2.    Informational privacy - the ability of a person to control, edit, manage and delete information about themselves and to decide how and to what extent such information is communicated to others. Intrusion can come in the form of collection of excessive personal information, disclosure of personal information without consent and misuse of such information. It can include the collection of information through the surveillance or monitoring of how people act in public or private spaces and through the monitoring of communications whether by post, phone or online and extends to monitoring the records of senders and recipients as well as the content of messages.


7.3       Privacy risk - the risk of harm arising through an intrusion into privacy. This code is concerned primarily with minimising the risk of informational privacy - the risk of harm through use or misuse of personal information. Some of the ways this risk can arise is through personal information being:


·         inaccurate, insufficient or out of date.

·         excessive or irrelevant.

·         kept for too long.

·         disclosed to those who the person it is about does not want to have it.

·         used in ways that are unacceptable to, or unexpected by, the person it is about.

·         not kept securely.



7.4       Harm can present itself in different ways.

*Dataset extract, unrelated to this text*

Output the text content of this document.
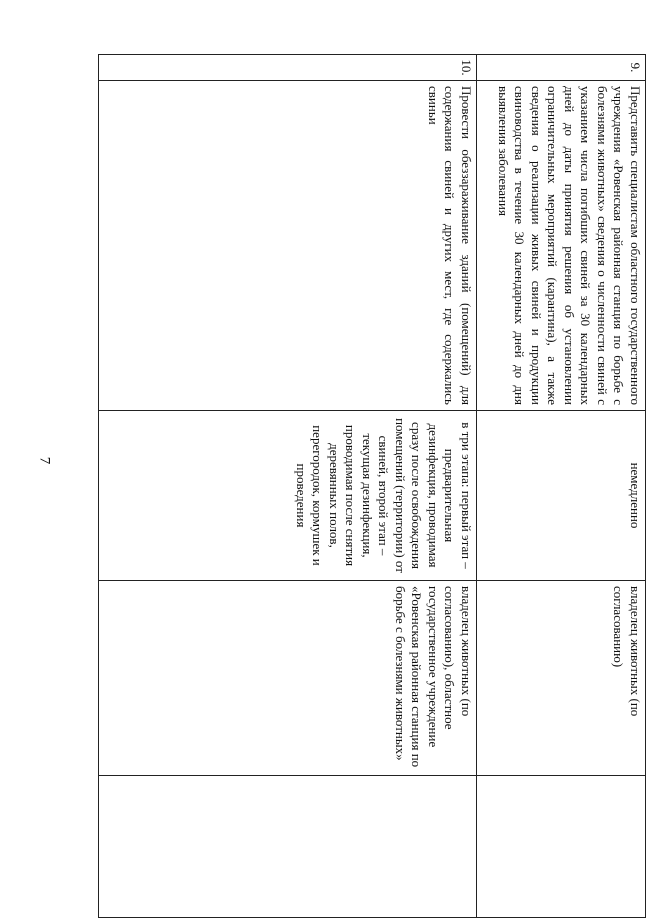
7
9.	Представить специалистам областного государственного учреждения «Ровенская районная станция по борьбе с болезнями животных» сведения о численности свиней с указанием числа погибших свиней за 30 календарных дней до даты принятия решения об установлении ограничительных мероприятий (карантина), а также сведения о реализации живых свиней и продукции свиноводства в течение 30 календарных дней до дня выявления заболевания	немедленно	владелец животных (по согласованию)	
10.	Провести обеззараживание зданий (помещений) для содержания свиней и других мест, где содержались свиньи	в три этапа: первый этап – предварительная дезинфекция, проводимая сразу после освобождения помещений (территории) от свиней, второй этап – текущая дезинфекция, проводимая после снятия деревянных полов, перегородок, кормушек и проведения	владелец животных (по согласованию), областное государственное учреждение «Ровенская районная станция по борьбе с болезнями животных»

Sometimes it will be tangible and quantifiable, for example financial loss or losing a job. At other times it will be less defined, for example damage to personal relationships and social standing arising from disclosure of confidential or sensitive information. Sometimes harm might still be real even if it is not obvious, for example the fear of identity theft that comes from knowing that the security of information could be compromised.


There is also harm which goes beyond the immediate impact on individuals. The harm arising from use of personal information may be imperceptible or inconsequential to individuals, but cumulative and substantial in its impact on society. It can contribute to a loss of personal autonomy or dignity or exacerbate fears of excessive surveillance.


7.5       The outcome of a PIA should be a minimisation of privacy risk. As such, the Organisation will develop an understanding of how it will approach the broad topics of privacy and privacy risks for its service users and staff. Understanding privacy risk in this context requires an understanding of the relationship between an individual and the Organisation, and factors that can have a bearing on this include the following:


·         reasonable expectations of how the activity of individuals will be monitored.

·         reasonable expectations of the level of interaction between an individual and an organisation.

·         the level of understanding of how and why particular decisions are made about people.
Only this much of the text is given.